(…) W roku 1914 zakończyło się nasze dzieciństwo… Wraz z siostrą zgłosiłyśmy się jako wolontariuszki Czerwonego Krzyża do lazaretu. Najpierw trafiłam do [oddziału dla] umysłowo chorych, których umieszczono w sopockim domu zdrojowym. Na moją prośbę udało mi się przenieść z domu zdrojowego do sopockiego sanatorium, ponieważ tam przyjeżdżały transporty rannych bezpośrednio z frontu"… - to wspomnienia sopocianki Johanny Scharmer z domu Dahms, która w czasie I wojny światowej pracowała jako pielęgniarka.
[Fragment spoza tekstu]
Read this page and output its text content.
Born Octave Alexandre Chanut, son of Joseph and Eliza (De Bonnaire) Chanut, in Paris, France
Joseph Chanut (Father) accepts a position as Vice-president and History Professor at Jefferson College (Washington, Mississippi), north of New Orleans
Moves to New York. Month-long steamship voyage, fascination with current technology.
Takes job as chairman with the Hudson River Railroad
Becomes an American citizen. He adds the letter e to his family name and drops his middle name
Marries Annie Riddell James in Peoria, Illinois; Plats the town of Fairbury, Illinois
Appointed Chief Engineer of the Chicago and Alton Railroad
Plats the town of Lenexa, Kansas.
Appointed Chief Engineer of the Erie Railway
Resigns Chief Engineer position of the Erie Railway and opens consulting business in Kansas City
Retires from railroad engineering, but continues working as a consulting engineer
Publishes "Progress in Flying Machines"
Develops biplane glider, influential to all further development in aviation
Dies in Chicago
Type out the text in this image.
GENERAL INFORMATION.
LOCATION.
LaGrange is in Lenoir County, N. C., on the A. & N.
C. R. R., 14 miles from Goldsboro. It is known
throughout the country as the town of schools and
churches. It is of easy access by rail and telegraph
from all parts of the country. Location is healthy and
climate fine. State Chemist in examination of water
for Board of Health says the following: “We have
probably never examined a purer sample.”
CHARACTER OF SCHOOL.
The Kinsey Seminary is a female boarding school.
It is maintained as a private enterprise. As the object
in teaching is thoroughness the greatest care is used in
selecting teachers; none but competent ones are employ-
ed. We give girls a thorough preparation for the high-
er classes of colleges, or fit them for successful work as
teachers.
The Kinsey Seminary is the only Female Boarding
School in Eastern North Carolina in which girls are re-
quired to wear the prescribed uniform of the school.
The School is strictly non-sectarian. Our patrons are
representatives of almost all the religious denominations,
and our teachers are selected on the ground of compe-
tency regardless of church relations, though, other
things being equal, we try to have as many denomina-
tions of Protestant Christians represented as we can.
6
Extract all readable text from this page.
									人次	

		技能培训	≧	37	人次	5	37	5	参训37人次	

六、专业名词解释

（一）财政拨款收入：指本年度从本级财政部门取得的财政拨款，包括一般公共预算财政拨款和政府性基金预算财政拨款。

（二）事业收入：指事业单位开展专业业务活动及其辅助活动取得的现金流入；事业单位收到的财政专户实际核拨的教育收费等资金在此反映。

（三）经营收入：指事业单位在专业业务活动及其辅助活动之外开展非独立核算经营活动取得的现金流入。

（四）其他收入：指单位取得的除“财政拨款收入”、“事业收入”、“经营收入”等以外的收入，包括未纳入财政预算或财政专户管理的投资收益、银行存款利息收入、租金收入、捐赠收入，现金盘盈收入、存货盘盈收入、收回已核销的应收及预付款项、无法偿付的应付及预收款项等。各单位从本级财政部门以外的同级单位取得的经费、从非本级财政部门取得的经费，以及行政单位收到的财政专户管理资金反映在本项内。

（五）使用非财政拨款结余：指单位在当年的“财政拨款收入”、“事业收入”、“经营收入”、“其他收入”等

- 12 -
Zamordowanie następcy tronu Austro-Węgier, Franciszka-Ferdynanda 28 czerwca 1914 r. w Sarajewie pchnęło cały świat w kierunku wojny. Rozpoczęła się reakcja łańcuchowa. Wisząca w powietrzu od jakiegoś czasu wojna, zapowiadana przez liczne kryzysy polityczne, wyścig zbrojeń czy rosnące napięcie w nastrojach społecznych, wreszcie wybuchła.
PRZECZYTAJ TEŻ Lato w Sopocie, gdy nie było jeszcze strojów kąpielowych. Jak się ubierano?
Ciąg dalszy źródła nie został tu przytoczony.